Ахабьев отцепил от пояса флягу, свернул колпачок и поднес ее ко рту. Запах спирта ударил в ноздри, и горлышко выбило дробь по зубам. Ахабьев сделал глоток. Спирт обжег горло, и в ушах зашумело. Но хоть кашель не начался… Ахабьев плеснул спиртом на ладонь и стал растирать ступни. Через минуту-другую чувствительность начала возвращаться, и он едва не заорал от боли, но сцепил зубы, сощурился и продолжил болезненную процедуру. Израсходовав полфляги спирта, Ахабьев снова обрел контроль над своими ногами. Он подобрал носки, отбил лед, размял их и натянул на обожженные спиртом ступни. А вот ботинки не пожелали налезать обратно, и Ахабьеву пришлось слегка разрезать голенища.

Встать он смог, только держась за дерево. Правую ногу чуть ниже колена кололо тысячью мелких иголок, и он не мог перенести на нее вес. Мне нужен костыль, подумал он. Жалко, что я отрезал приклад и ствол у ружья…
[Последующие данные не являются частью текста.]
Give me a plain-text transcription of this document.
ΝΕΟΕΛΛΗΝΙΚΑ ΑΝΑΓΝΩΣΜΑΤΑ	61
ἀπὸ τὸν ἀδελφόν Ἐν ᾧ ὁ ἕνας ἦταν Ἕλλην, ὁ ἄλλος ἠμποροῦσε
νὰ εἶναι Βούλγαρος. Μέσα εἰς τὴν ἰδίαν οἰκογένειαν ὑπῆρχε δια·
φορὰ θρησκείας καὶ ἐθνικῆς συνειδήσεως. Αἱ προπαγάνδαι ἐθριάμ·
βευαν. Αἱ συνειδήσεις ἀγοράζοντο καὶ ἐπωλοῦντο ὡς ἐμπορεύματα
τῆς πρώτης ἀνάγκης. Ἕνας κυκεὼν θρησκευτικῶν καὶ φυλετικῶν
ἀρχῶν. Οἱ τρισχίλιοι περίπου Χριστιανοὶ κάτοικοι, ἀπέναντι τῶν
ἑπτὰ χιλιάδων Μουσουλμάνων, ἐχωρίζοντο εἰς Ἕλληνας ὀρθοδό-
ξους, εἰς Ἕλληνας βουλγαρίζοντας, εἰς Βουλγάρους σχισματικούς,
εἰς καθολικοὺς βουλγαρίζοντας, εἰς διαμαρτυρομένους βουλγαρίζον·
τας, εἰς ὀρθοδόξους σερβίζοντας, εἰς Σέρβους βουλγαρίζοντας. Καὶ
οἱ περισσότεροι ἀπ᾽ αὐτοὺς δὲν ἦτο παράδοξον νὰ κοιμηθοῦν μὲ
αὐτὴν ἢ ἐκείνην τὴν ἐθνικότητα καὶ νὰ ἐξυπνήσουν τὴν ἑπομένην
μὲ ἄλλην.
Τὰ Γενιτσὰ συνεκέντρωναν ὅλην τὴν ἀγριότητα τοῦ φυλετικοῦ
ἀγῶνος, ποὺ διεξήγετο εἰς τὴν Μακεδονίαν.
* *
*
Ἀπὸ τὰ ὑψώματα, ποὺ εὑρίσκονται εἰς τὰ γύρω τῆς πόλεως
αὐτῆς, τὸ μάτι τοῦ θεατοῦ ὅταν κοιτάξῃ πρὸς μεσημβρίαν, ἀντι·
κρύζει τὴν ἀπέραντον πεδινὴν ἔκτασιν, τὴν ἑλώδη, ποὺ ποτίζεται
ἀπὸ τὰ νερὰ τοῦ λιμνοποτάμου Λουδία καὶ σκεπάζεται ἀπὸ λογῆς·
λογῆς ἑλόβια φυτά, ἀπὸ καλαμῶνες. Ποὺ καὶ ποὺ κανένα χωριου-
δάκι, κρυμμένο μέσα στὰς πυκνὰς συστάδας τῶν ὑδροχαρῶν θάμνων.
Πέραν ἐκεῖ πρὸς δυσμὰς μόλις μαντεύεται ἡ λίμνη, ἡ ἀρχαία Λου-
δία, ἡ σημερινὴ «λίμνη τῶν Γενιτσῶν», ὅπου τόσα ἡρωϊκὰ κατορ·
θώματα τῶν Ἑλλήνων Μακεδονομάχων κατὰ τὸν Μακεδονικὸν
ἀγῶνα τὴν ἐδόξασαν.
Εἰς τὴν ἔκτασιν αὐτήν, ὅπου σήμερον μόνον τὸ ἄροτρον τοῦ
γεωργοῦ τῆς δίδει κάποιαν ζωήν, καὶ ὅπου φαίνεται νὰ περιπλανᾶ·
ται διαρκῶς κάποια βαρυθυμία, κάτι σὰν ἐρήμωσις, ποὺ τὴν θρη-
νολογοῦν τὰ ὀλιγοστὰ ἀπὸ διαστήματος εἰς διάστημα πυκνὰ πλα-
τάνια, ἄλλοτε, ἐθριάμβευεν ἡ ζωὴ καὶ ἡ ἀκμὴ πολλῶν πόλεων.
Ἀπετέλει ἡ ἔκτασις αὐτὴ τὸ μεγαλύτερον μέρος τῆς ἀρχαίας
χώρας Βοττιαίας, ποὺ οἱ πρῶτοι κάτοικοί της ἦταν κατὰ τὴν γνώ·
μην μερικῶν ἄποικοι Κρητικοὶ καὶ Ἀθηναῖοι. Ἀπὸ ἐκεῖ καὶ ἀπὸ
Вспомнив о ружье, он нагнулся за обрезом. Стволы были забиты снегом, и влажные на ощупь патроны не внушали доверия. Он выбросил их, поискал в карманах сравнительно сухую пару красных цилиндриков и перезарядил обрез. Чисто механически: теперь все это уже не имело смысла. Охота кончилась. Как и полнолуние.

Зверю снова удалось улизнуть. Но Ахабьев смог свести счеты — и это было уже немало. В конце концов, Зверь никуда не денется. Будут и другие охоты, не так ли?

И все-таки жаль, что Зверь не принял вызов. Ахабьев прождал его у логова всю ночь — всю эту бесконечную ночь, и только бог знает, каких усилий стоило охотнику не уснуть в засаде… а Зверь просто не пришел. Кошмарная ночь отложилась в памяти Ахабьева как череда тяжелых, беспросветных провалов, когда он не выдерживал и соскальзывал в короткое болезненное забытье, и безумно-яростных вспышек молний, сопровождавших кипение холодного, как смерть, ливня… И сквозь раскаты грома Ахабьев лишь однажды ясно различил тоскливый, заунывный волчий вой. Ему был хорошо известен этот вой: он сам так выл шесть лет назад…

Но теперь пора было возвращаться в Сосновку. Ахабьев мечтал о горячей ванне, бритве и двадцати часах сна — лишь для того, чтобы снова ощутить себя человеком. Потом можно будет съездить в город, поужинать в приличном ресторане, снять на ночь девочку… Ему нужно было расслабиться любой ценой, а иначе напряжение последних дней грозило свести его с ума.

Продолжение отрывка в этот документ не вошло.